"Management theory is becoming a compendium of dead ideas"

This week's Economist gives a compelling comment to the guru business in management, by drawing the parallel to the reformation of the Catholic Church. Obviously management education also gets its part of criticism. No surprise. But to be fair, the "theories" quoted here, and those often taught, are not theories. Or does anybody seriously believes in Porter's Five Forces? Or thinks that SWOT-Analysis is an analysis? Or Blue Ocean Strategy is a strategy? The "World is Flat"? Big Data? Not even to talk about the mantras of people like Jack Welch and newly also the Donald Trumps? Leadership! The Art of the Deal? Think Big and Kick Ass. Come on! That's just story telling. Nobody with a brain takes this serious. It is just picking a few handy things out and putting them into a framework, or developing an ideology around them. Like "competitive theory", which already mutated into an ideology long ago. Or "entrepreneurship" which is a cult. It is just meant to sell a few ideas to a boarder audience. Nothing serious. Just a reality show. Not reality. Think of it like of Santa Claus. Nice story, specially at this time of the year. That's it. The rest is just a different costume: one is red, the other one gray or navy blue.

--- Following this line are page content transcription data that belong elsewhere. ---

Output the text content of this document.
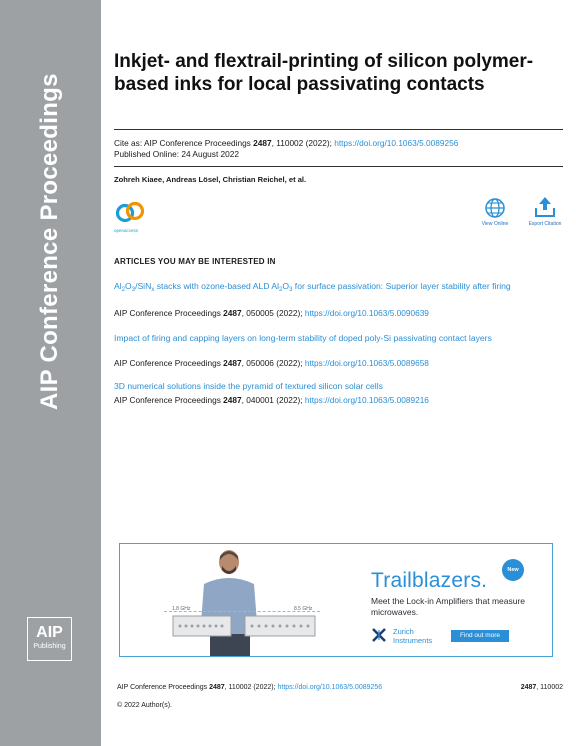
AIP Conference Proceedings
AIP
Publishing
Inkjet- and flextrail-printing of silicon polymer-based inks for local passivating contacts
Cite as: AIP Conference Proceedings 2487, 110002 (2022); https://doi.org/10.1063/5.0089256
Published Online: 24 August 2022
Zohreh Kiaee, Andreas Lösel, Christian Reichel, et al.
openaccess
View Online	Export Citation
ARTICLES YOU MAY BE INTERESTED IN
$Al_2O_3/SiN_x$ stacks with ozone-based ALD $Al_2O_3$ for surface passivation: Superior layer stability after firing
AIP Conference Proceedings 2487, 050005 (2022); https://doi.org/10.1063/5.0090639
Impact of firing and capping layers on long-term stability of doped poly-Si passivating contact layers
AIP Conference Proceedings 2487, 050006 (2022); https://doi.org/10.1063/5.0089658
3D numerical solutions inside the pyramid of textured silicon solar cells
AIP Conference Proceedings 2487, 040001 (2022); https://doi.org/10.1063/5.0089216
1.8 GHz	8.5 GHz
Trailblazers.	New
Meet the Lock-in Amplifiers that measure microwaves.
Zurich
Instruments
Find out more
AIP Conference Proceedings 2487, 110002 (2022); https://doi.org/10.1063/5.0089256	2487, 110002
© 2022 Author(s).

But there is a lot of serious work done to understand the mechanisms of businesses and markets better. It is just not done by Santa Claus in a suit. People work on this and do come to meaningful conclusions. And then there is the "academic research" which is often used as a synonym for "useless". My observation is, that this is because often academics in this field, choose research questions which give them a quick paper in a journal with a high "impact factor". We know the game, right? We know what "impact" this impact factor has. 

But this does not mean to abolish the scientific method, common sense, evidence, math. What I always found interesting is that in the practice of natural sciences, we try to strip down complexity to bare fundamental principles. By contrast, "management theory" tries to cover up weak fundamentals by a big narrative body. 

I was often thinking, why these guys don't go deeper. From the few I have met, I have an impression: because they can't. Not smart enough. The second reason, maybe that they are not really interested. They are happy with some fame, and then they start to believe in themselves. Reform needed, or to put it in church terms: Reformation. But again, it is more who we listen to, than what to believe in.